Imagine a town that is big enough to be exciting, yet small enough to feel cozy. Imagine friendly locals, children playing in the narrow streets, and the sweet smell of freshly baked brioches wafting through your window in the morning. Imagine a crystal clear sea, blue skies and patches of colorful flowers hanging from the windows and balconies.
Siracusa, Sicily’s fourth biggest city, is a true gem overlooking the Mediterranean, rich in history, filled with stunning churches and palaces and so down-to earth it makes the perfect destination for a weekend (or more!) in any season. Thanks to its position,Siracusa offers more than 300 days of sunshine a year, a real treat for those who want to visit it during the fall and winter, and a nice steady breeze that helps visitors cool off in the warmer months.
The island of Ortigia, the oldest and most fascinating part of town, is where most of the historical sites, churches, restaurants and hotels are located. Driving around the narrow alleys and navigating the intricate maze of one way streets is difficult: a much more pleasant way to explore the town is by foot, which gives you the chance to wander and discover quaint corners and courtyards you would miss otherwise.
  The Castle of Maniace offers some great views on the Mediterranean

  The Castle of Maniace offers some great views on the Mediterranean

At the very center of Ortigia the amazing cathedral, the Duomo, dominates with its baroque façade one of Italy’s most beautiful squares. The church is particularly interesting to visit because it gives unique insight on how ancient Siracusa really is: it used to be a Greek temple, built in the 5th century BC, dedicated to Athena, goddess of wisdom, and the temple columns, now part of the church’s walls, can still be admired both from the outside and the inside of the Duomo.

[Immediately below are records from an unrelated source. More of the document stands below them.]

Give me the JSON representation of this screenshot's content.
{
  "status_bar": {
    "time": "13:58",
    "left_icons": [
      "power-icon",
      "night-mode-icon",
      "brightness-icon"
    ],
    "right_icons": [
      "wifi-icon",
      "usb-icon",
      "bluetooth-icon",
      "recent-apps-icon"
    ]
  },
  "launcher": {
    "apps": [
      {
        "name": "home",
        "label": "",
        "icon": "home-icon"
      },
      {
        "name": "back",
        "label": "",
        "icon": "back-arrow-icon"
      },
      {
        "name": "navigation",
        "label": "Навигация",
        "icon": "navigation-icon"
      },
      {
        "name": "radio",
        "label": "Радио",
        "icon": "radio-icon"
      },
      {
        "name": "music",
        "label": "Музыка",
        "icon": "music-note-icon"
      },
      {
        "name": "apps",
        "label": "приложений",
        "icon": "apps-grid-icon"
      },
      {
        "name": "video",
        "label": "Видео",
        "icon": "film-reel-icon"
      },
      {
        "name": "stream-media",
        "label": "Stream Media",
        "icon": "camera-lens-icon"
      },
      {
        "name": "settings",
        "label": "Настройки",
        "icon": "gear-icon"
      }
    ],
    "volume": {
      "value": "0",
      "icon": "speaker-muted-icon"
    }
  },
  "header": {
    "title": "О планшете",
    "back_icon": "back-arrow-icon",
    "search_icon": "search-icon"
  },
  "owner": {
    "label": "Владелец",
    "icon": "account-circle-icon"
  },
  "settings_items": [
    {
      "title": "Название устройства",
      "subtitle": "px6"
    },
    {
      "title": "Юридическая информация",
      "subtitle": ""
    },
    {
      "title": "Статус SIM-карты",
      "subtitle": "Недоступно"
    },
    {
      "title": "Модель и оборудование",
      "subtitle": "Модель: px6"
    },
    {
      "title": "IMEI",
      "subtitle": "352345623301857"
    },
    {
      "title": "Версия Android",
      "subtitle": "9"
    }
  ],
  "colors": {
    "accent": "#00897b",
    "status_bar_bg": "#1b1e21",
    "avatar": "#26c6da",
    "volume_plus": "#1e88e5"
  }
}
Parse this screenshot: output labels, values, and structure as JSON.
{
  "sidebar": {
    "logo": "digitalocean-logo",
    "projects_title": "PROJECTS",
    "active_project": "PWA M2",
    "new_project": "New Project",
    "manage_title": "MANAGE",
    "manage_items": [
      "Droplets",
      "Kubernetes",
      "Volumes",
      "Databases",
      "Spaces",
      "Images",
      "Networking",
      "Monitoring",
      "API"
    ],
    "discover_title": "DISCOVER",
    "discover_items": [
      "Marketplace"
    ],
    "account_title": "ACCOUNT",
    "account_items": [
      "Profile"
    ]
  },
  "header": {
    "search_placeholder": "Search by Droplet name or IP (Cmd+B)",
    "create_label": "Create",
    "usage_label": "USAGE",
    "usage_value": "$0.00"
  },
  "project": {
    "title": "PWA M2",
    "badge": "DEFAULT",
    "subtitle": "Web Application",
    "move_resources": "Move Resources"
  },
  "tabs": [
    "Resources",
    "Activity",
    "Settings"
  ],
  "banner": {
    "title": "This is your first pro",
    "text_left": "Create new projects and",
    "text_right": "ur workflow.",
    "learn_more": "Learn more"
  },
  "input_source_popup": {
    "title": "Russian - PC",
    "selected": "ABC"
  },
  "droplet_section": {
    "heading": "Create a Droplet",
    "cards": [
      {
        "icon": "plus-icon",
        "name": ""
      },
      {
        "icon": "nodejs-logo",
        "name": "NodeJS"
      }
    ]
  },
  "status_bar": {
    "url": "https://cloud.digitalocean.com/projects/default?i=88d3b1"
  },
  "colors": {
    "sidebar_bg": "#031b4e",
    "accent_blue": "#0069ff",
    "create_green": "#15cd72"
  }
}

From the Duomo the half hour walk to the southernmost tip of Ortigia, to the Castle of Maniace, is pleasant and interesting, as the streets are dotted with gorgeous baroque palaces with their lush courtyards and pretty cafés offering coffee granita and decadent Sicilian pastries. The Castle itself, built by the Normans in 1038, is a truly remarkable example of gothic architecture and the views over the Mediterranean are breathtaking.
Off the island of Ortigia, history buffs will enjoy a visit to the Area Archeologica of the Neapolis, a site to check out if you are interested in Greek and Roman ruins. The entrance to the park costs 10 Euros and it gives admission to all the different areas of the site. The most famous and most visited of all is the Greek Amphitheatre, built in the 5th century BC and refurbished by Romans in the 3rd century, still stands in all its glory, overlooking the sea. Also famous is Dionysus’ Ear, a cave that curiously looks as if shaped in the form of a human ear. Legends and stories on how and why the cave has its peculiar shape are countless: the park rangers will only be too happy to share their favorite version with you.
If art and history make you hungry, you are in luck: Siracusa offers some great and very affordable options for breakfast, lunch and dinner. Just walk around the streets of Ortigia and take a look at the small restaurants tucked away in the alleys: there are so many it is hard to decide where to stop. The cuisine, as in most parts of Sicily, focuses on the freshest, locally caught seafood, handmade pasta, sharp cheeses, pistachios and seasonal fruits and vegetables.
Taberna Sveva, Piazza Federico di Svevia 1, is one of your best bets for food that is both rooted in Sicilian tradition but prepared with flair. The gnocchi with clams and arugula are flavorful and interesting –potato gnocchi aren’t served often at Sicilian restaurants- while the tuna carpaccio, with local oranges delivers tangy and sweet notes that are a real treat. Prices are reasonable: lunch for two, with a bottle of great “house” wine –an amazing Grillo from the region, is around 15 euros per person.
Ortigia offers plentiful of accommodations that range from family run bed and breakfasts to stunning seaside grand hotels. Staying at a B&B in Sicily is a safe bet and a great way to get to know better the locals. Always friendly and helpful, the owners of Magnolia B&B (Ronco Bentivegna 18, Ortigia) take immense pride in keeping their rooms, small but quaint, absolutely spotless and they serve homemade pastries for breakfast on their terrace. The price tag on the rooms is budget friendly: 60 euros gives you a double room with breakfast right in the heart of the old city.
There is no airport in Siracusa, but the town is well served by the Catania International Airport, with daily flights to Italy and the rest of Europe. The airport is 40 minutes away by car or shuttle bus.